Since Rapino’s rosy report in the spring, numerous previously successful touring acts have canceled shows for a variety of reasons, from COVID-19 to mental health to expenses, including Justin Bieber, Shawn Mendes, Ringo Starr, Jimmy Buffett and Animal Collective. “It’s pretty bad out there,” says Tom Windish, the Wasserman agency head of A&R who represents Billie Eilish, Tove Lo, Viagra Boys and others. “A lot of bands are going out on tour thinking they’re going to make money, and they came home and lost money.” Before the pandemic, Windish adds, many artists made their take-home pay on the “last 20% of the revenue — and now that 20% goes away.”
“It’s an extraordinarily challenging time,” says Joady Harper, founder and CEO of Rocky Road Touring, agent for U.K. bands The Mission, The Chameleons and Theatre of Hate, which postponed their 32-date triple bill club and theater tour until fall 2023 due to exorbitant costs and difficulties procuring visas. “Everybody’s sitting at home, twiddling their thumbs and counting their pennies, because the income they thought they’d have for that period just isn’t there.”
For Harper, whose company represents more than 50 acts, 2022 began in a “high spot,” with artists excited to hit the road post-quarantine and fans buying plentiful tickets. Then Russia invaded Ukraine, gas prices and plane fares shot up, and many tours were “no longer financially viable.”
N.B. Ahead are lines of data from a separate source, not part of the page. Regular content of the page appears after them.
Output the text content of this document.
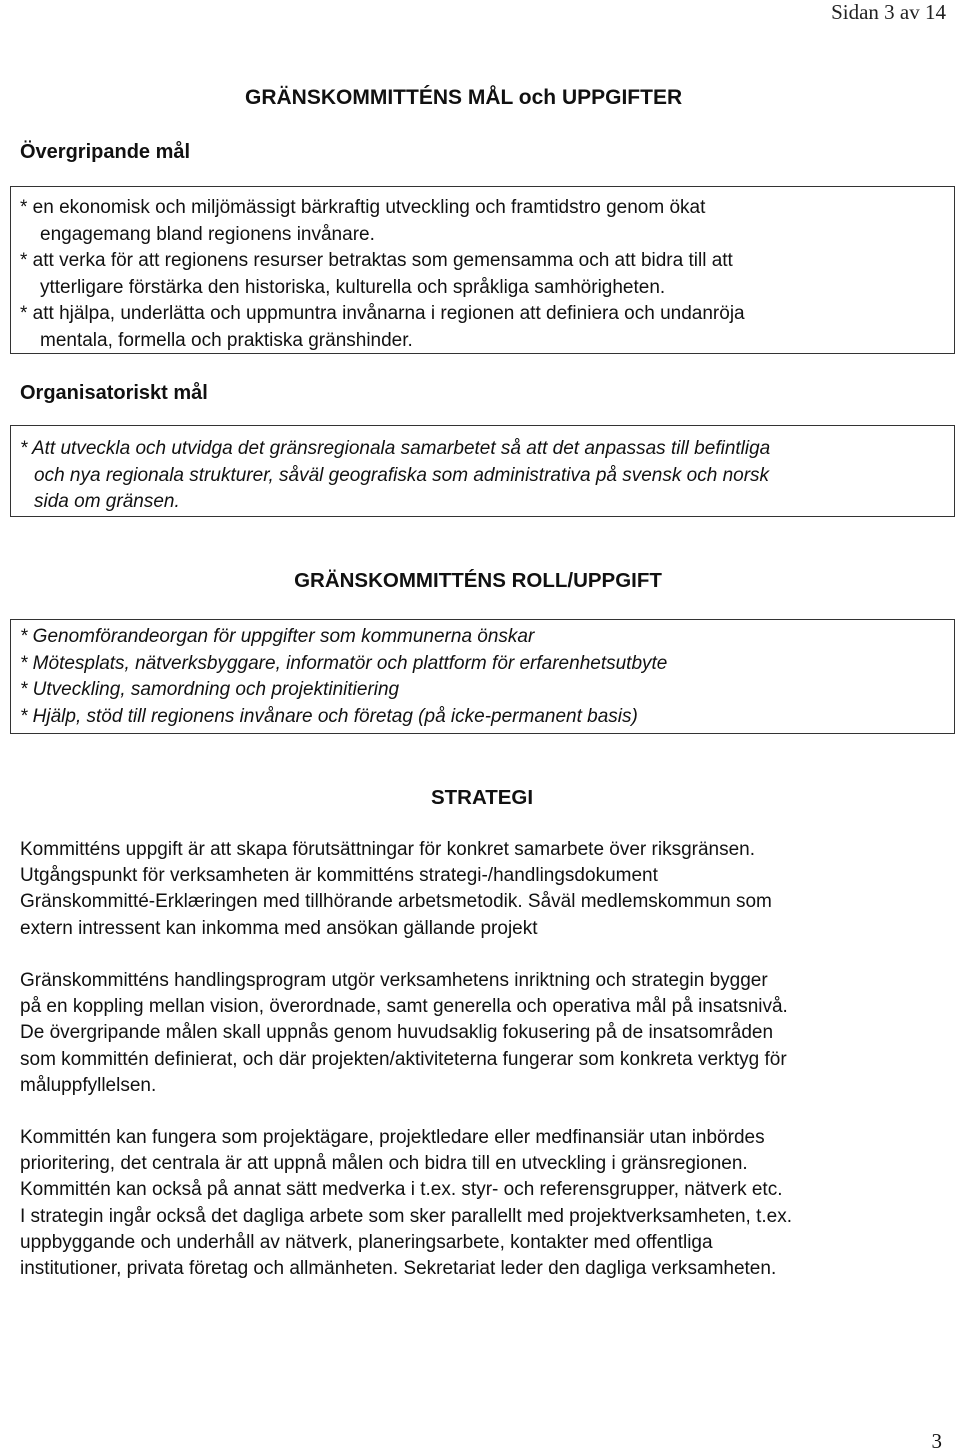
Sidan 3 av 14
GRÄNSKOMMITTÉNS MÅL och UPPGIFTER
Övergripande mål
* en ekonomisk och miljömässigt bärkraftig utveckling och framtidstro genom ökat
engagemang bland regionens invånare.
* att verka för att regionens resurser betraktas som gemensamma och att bidra till att
ytterligare förstärka den historiska, kulturella och språkliga samhörigheten.
* att hjälpa, underlätta och uppmuntra invånarna i regionen att definiera och undanröja
mentala, formella och praktiska gränshinder.
Organisatoriskt mål
* Att utveckla och utvidga det gränsregionala samarbetet så att det anpassas till befintliga
och nya regionala strukturer, såväl geografiska som administrativa på svensk och norsk
sida om gränsen.
GRÄNSKOMMITTÉNS ROLL/UPPGIFT
* Genomförandeorgan för uppgifter som kommunerna önskar
* Mötesplats, nätverksbyggare, informatör och plattform för erfarenhetsutbyte
* Utveckling, samordning och projektinitiering
* Hjälp, stöd till regionens invånare och företag (på icke-permanent basis)
STRATEGI
Kommitténs uppgift är att skapa förutsättningar för konkret samarbete över riksgränsen.
Utgångspunkt för verksamheten är kommitténs strategi-/handlingsdokument
Gränskommitté-Erklæringen med tillhörande arbetsmetodik. Såväl medlemskommun som
extern intressent kan inkomma med ansökan gällande projekt
Gränskommitténs handlingsprogram utgör verksamhetens inriktning och strategin bygger
på en koppling mellan vision, överordnade, samt generella och operativa mål på insatsnivå.
De övergripande målen skall uppnås genom huvudsaklig fokusering på de insatsområden
som kommittén definierat, och där projekten/aktiviteterna fungerar som konkreta verktyg för
måluppfyllelsen.
Kommittén kan fungera som projektägare, projektledare eller medfinansiär utan inbördes
prioritering, det centrala är att uppnå målen och bidra till en utveckling i gränsregionen.
Kommittén kan också på annat sätt medverka i t.ex. styr- och referensgrupper, nätverk etc.
I strategin ingår också det dagliga arbete som sker parallellt med projektverksamheten, t.ex.
uppbyggande och underhåll av nätverk, planeringsarbete, kontakter med offentliga
institutioner, privata företag och allmänheten. Sekretariat leder den dagliga verksamheten.
3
“All of that on top of the already-tapped mental, spiritual, physical and emotional resources of just having made it through the past few years,” Santigold posted on Facebook in September when she announced she was canceling her tour. “Some of us are finding ourselves simply unable to make it work,” she wrote, striking a chord with frustrated musicians.
With a larger number of acts booked into a pandemic-reduced number of venues, the concert business’ supply-and-demand mechanics have shifted as well. An act that drew 1,000 fans to a show might now wind up with 800 people, according to David T. Viecelli, Chicago agent for Pavement, Joanna Newsom, Bonnie “Prince” Billy and Wire. “There’s too much going on, and people aren’t going to four shows a week anymore,” he says.
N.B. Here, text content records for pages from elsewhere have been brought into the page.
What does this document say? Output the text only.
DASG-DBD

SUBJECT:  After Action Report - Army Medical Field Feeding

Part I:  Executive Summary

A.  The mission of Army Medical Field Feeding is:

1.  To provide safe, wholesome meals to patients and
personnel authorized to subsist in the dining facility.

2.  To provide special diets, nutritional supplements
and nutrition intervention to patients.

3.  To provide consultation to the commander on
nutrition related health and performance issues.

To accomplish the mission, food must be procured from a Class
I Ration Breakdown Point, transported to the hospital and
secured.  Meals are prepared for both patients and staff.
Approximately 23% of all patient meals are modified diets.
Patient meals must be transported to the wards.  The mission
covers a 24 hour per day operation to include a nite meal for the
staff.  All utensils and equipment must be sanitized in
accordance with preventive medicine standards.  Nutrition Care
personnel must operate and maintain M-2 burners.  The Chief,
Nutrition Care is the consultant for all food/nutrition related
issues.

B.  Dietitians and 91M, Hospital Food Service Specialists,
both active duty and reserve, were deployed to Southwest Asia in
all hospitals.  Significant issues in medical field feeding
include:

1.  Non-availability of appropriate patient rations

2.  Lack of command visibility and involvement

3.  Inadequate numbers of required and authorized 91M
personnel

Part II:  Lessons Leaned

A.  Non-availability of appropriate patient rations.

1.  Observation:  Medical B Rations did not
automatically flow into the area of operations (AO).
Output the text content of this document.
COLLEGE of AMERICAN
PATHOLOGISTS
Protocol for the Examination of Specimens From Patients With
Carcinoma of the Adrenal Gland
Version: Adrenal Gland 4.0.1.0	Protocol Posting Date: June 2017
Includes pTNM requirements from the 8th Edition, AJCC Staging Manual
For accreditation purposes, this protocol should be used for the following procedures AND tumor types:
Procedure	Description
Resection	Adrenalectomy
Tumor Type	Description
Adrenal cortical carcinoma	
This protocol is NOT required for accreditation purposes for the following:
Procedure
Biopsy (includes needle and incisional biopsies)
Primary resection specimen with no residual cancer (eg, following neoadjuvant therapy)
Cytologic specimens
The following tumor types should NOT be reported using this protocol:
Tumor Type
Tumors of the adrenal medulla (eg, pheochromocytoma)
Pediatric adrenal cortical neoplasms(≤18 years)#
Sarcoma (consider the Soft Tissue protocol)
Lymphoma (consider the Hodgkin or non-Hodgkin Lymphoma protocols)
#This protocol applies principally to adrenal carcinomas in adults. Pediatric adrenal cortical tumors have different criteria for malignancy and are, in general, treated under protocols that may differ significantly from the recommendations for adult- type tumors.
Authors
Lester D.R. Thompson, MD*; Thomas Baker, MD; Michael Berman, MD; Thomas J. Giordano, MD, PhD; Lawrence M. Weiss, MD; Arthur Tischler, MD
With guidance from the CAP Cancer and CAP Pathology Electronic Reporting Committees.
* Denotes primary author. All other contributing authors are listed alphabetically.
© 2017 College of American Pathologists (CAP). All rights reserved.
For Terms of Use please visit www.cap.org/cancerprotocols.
Even for largely sold-out tours like Pavement, the no-show rate has spiked due to illness or fear of it, which means a drop in merchandise sales, he adds. “It kind of hits you from all sides.”
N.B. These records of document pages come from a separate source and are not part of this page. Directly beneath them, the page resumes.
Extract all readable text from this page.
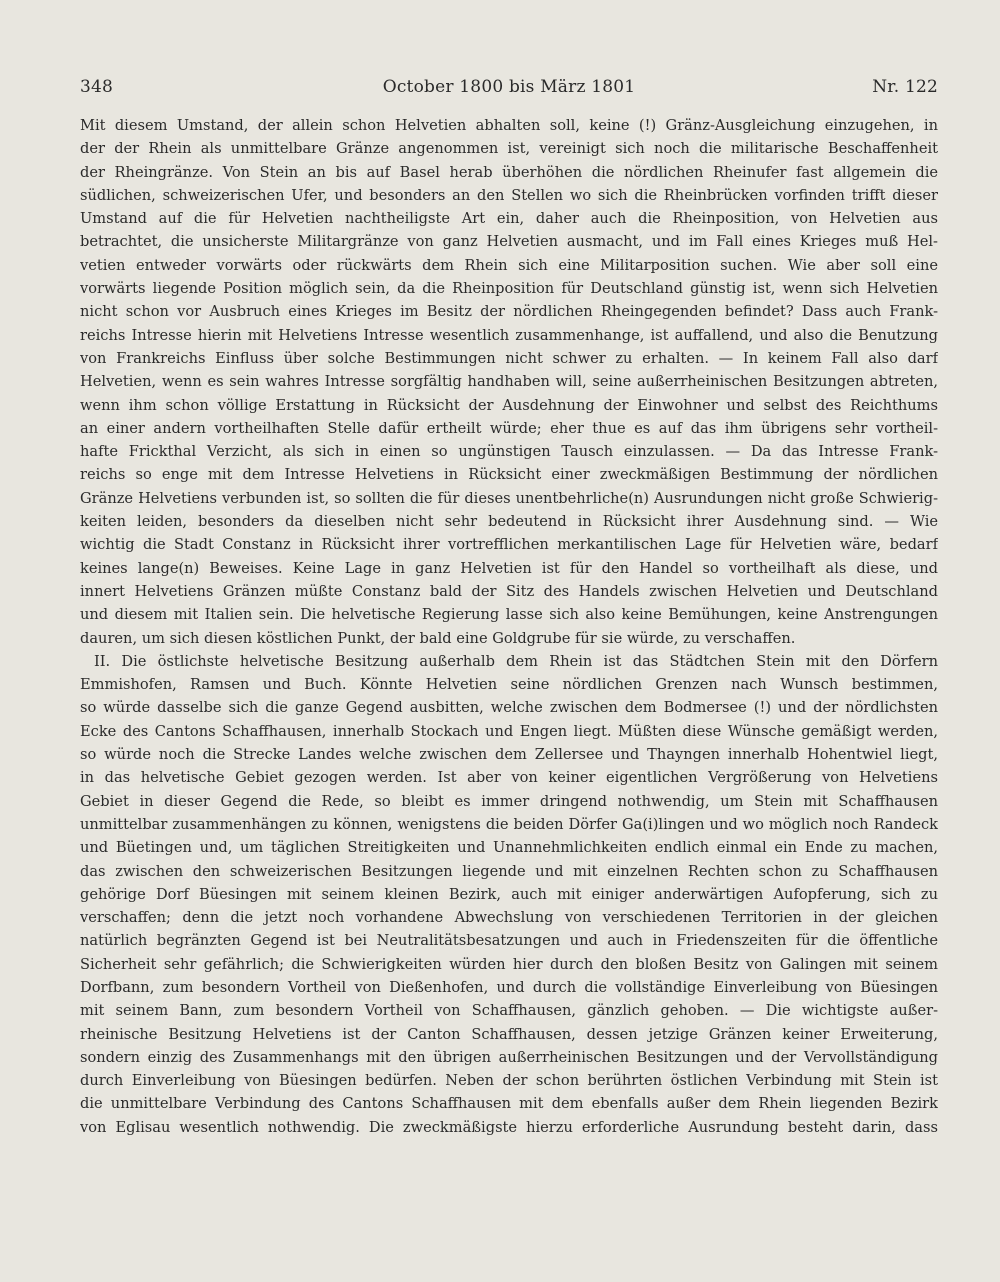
348	October 1800 bis März 1801	Nr. 122
Mit diesem Umstand, der allein schon Helvetien abhalten soll, keine (!) Gränz-Ausgleichung einzugehen, in
der der Rhein als unmittelbare Gränze angenommen ist, vereinigt sich noch die militarische Beschaffenheit
der Rheingränze. Von Stein an bis auf Basel herab überhöhen die nördlichen Rheinufer fast allgemein die
südlichen, schweizerischen Ufer, und besonders an den Stellen wo sich die Rheinbrücken vorfinden trifft dieser
Umstand auf die für Helvetien nachtheiligste Art ein, daher auch die Rheinposition, von Helvetien aus
betrachtet, die unsicherste Militargränze von ganz Helvetien ausmacht, und im Fall eines Krieges muß Hel-
vetien entweder vorwärts oder rückwärts dem Rhein sich eine Militarposition suchen. Wie aber soll eine
vorwärts liegende Position möglich sein, da die Rheinposition für Deutschland günstig ist, wenn sich Helvetien
nicht schon vor Ausbruch eines Krieges im Besitz der nördlichen Rheingegenden befindet? Dass auch Frank-
reichs Intresse hierin mit Helvetiens Intresse wesentlich zusammenhange, ist auffallend, und also die Benutzung
von Frankreichs Einfluss über solche Bestimmungen nicht schwer zu erhalten. — In keinem Fall also darf
Helvetien, wenn es sein wahres Intresse sorgfältig handhaben will, seine außerrheinischen Besitzungen abtreten,
wenn ihm schon völlige Erstattung in Rücksicht der Ausdehnung der Einwohner und selbst des Reichthums
an einer andern vortheilhaften Stelle dafür ertheilt würde; eher thue es auf das ihm übrigens sehr vortheil-
hafte Frickthal Verzicht, als sich in einen so ungünstigen Tausch einzulassen. — Da das Intresse Frank-
reichs so enge mit dem Intresse Helvetiens in Rücksicht einer zweckmäßigen Bestimmung der nördlichen
Gränze Helvetiens verbunden ist, so sollten die für dieses unentbehrliche(n) Ausrundungen nicht große Schwierig-
keiten leiden, besonders da dieselben nicht sehr bedeutend in Rücksicht ihrer Ausdehnung sind. — Wie
wichtig die Stadt Constanz in Rücksicht ihrer vortrefflichen merkantilischen Lage für Helvetien wäre, bedarf
keines lange(n) Beweises. Keine Lage in ganz Helvetien ist für den Handel so vortheilhaft als diese, und
innert Helvetiens Gränzen müßte Constanz bald der Sitz des Handels zwischen Helvetien und Deutschland
und diesem mit Italien sein. Die helvetische Regierung lasse sich also keine Bemühungen, keine Anstrengungen
dauren, um sich diesen köstlichen Punkt, der bald eine Goldgrube für sie würde, zu verschaffen.
II. Die östlichste helvetische Besitzung außerhalb dem Rhein ist das Städtchen Stein mit den Dörfern
Emmishofen, Ramsen und Buch. Könnte Helvetien seine nördlichen Grenzen nach Wunsch bestimmen,
so würde dasselbe sich die ganze Gegend ausbitten, welche zwischen dem Bodmersee (!) und der nördlichsten
Ecke des Cantons Schaffhausen, innerhalb Stockach und Engen liegt. Müßten diese Wünsche gemäßigt werden,
so würde noch die Strecke Landes welche zwischen dem Zellersee und Thayngen innerhalb Hohentwiel liegt,
in das helvetische Gebiet gezogen werden. Ist aber von keiner eigentlichen Vergrößerung von Helvetiens
Gebiet in dieser Gegend die Rede, so bleibt es immer dringend nothwendig, um Stein mit Schaffhausen
unmittelbar zusammenhängen zu können, wenigstens die beiden Dörfer Ga(i)lingen und wo möglich noch Randeck
und Büetingen und, um täglichen Streitigkeiten und Unannehmlichkeiten endlich einmal ein Ende zu machen,
das zwischen den schweizerischen Besitzungen liegende und mit einzelnen Rechten schon zu Schaffhausen
gehörige Dorf Büesingen mit seinem kleinen Bezirk, auch mit einiger anderwärtigen Aufopferung, sich zu
verschaffen; denn die jetzt noch vorhandene Abwechslung von verschiedenen Territorien in der gleichen
natürlich begränzten Gegend ist bei Neutralitätsbesatzungen und auch in Friedenszeiten für die öffentliche
Sicherheit sehr gefährlich; die Schwierigkeiten würden hier durch den bloßen Besitz von Galingen mit seinem
Dorfbann, zum besondern Vortheil von Dießenhofen, und durch die vollständige Einverleibung von Büesingen
mit seinem Bann, zum besondern Vortheil von Schaffhausen, gänzlich gehoben. — Die wichtigste außer-
rheinische Besitzung Helvetiens ist der Canton Schaffhausen, dessen jetzige Gränzen keiner Erweiterung,
sondern einzig des Zusammenhangs mit den übrigen außerrheinischen Besitzungen und der Vervollständigung
durch Einverleibung von Büesingen bedürfen. Neben der schon berührten östlichen Verbindung mit Stein ist
die unmittelbare Verbindung des Cantons Schaffhausen mit dem ebenfalls außer dem Rhein liegenden Bezirk
von Eglisau wesentlich nothwendig. Die zweckmäßigste hierzu erforderliche Ausrundung besteht darin, dass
In order to stay on the road, artists are strategically cutting costs. Ann Henningsen, who manages singer-songwriter Chris Berardo, says he has been performing more frequently with his acoustic trio than his preferred six-man rock band. Ross says Guerilla Toss has cut down on hotels. Sam Luria, who manages New Zealand’s Broods, says the duo’s lighting director programs the technology remotely rather than traveling with the crew. “You’re getting a pretty similar outcome,” he says, “but saving a good amount of money.”
One solution is that bands who might have been poised for headlining tours are pairing with others — Bodysnatcher is opening for Hatebreed, for example. “Maybe you’re not going to sell the same level of merchandise you would, but eventually you will,” says Scott Givens, senior vp of rock and metal at MNRK, the label representing Bodysnatcher. “You don’t want anybody losing money.”
Givens is optimistic the touring economic storm will pass, hoping for a broader recovery in the world economy. “We’ll be fine,” he says. Jeff DeLia, manager of The Blind Boys of Alabama, A.J. Croce and others, acknowledges the financial pain but adds that his clients remain upbeat, telling him, “We know this isn’t going to last, and we’ve just got to fight through these things.”